Republican women can no longer ignore the stark contrasts between the two parties in terms of how women are perceived and treated, supported or not supported. In the headlines right now are the sexual assault allegations against former vice president Joe Biden. He addressed the allegations on live television Friday and called for an investigation of the Senate personnel papers to uncover any complaint against him by Tara Reade. Donald Trump has yet to answer dozens of sexual assault and even rape allegations made against him by multiple credible women. He ignores, denies and smears, while his largely Christian base says nothing about his conduct with porn-stars, adultery and the like.
The question on the table now is can the GOP survive largely with just white men and a handful of women who ignore the misogyny?

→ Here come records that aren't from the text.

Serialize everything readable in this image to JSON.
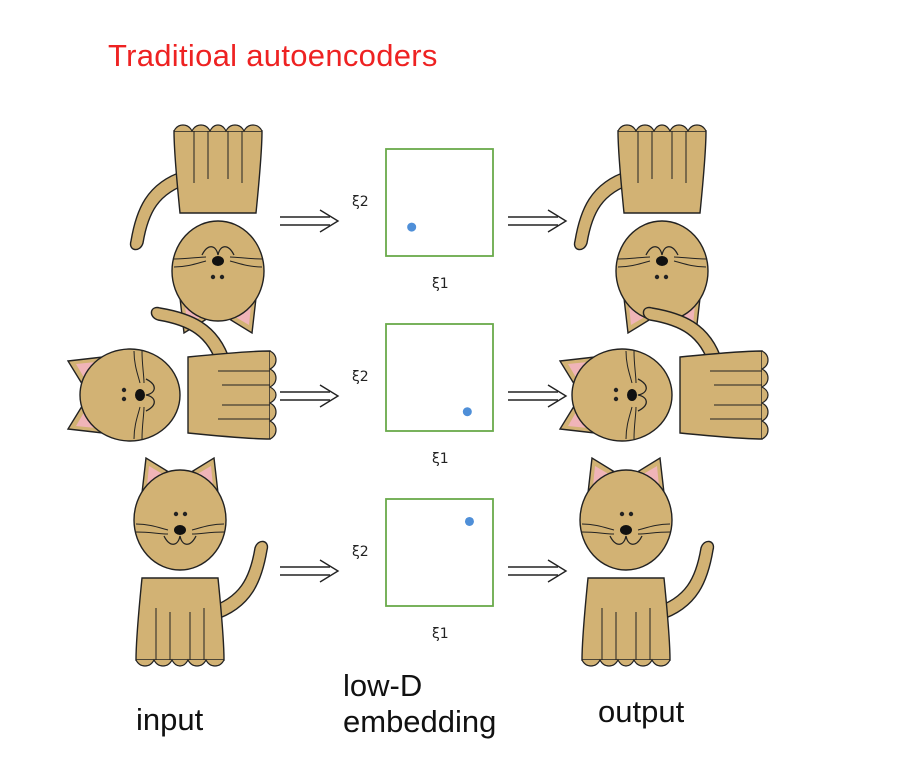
{
  "title": "Traditioal autoencoders",
  "labels": {
    "input": "input",
    "lowd_line1": "low-D",
    "lowd_line2": "embedding",
    "output": "output"
  },
  "axis": {
    "x": "ξ1",
    "y": "ξ2"
  },
  "colors": {
    "title": "#ee2222",
    "box_border": "#6aaa4a",
    "point": "#4f8fd8",
    "cat_fill": "#d2b274",
    "cat_ear_inner": "#f0b4b8",
    "outline": "#222222"
  },
  "rows": [
    {
      "orientation": "upside-down",
      "embedding_point": {
        "xi1": 0.24,
        "xi2": 0.27
      }
    },
    {
      "orientation": "rotated-right",
      "embedding_point": {
        "xi1": 0.76,
        "xi2": 0.18
      }
    },
    {
      "orientation": "upright",
      "embedding_point": {
        "xi1": 0.78,
        "xi2": 0.79
      }
    }
  ]
}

The short answer is no. Because this election, just like every election since 2016, has turned on the female vote. Take Virginia, which has moved from red, to purple, to blue; it now has women lead both its legislative chambers, thanks in large part to the gender revolt against Trump in the 2017 state elections.
Simply put: Women, particularly suburban women, reject Trump and Trumpism in greater numbers than do men: As a Gallup poll shows, men —largely white men — approve/disapprove of Trump 49/47%. While 37% of women (almost exclusively white women) approve, 60% disapprove.
But how many of them have one foot off the Trump train for the very reasons we left the GOP?
With presumptive Democratic nominee Biden copiously vetting women for the vice-presidential spot, it’s imperative that all women are attuned to the language of bigotry, misogyny, double standards and pressuring to “know your place” — not as victims, but as citizens, leaders, and with the responsibility of writing this part of the history books in our voice.
Because it’s coming — big time. Hang onto your bonnets, ladies, because things are about to get interesting.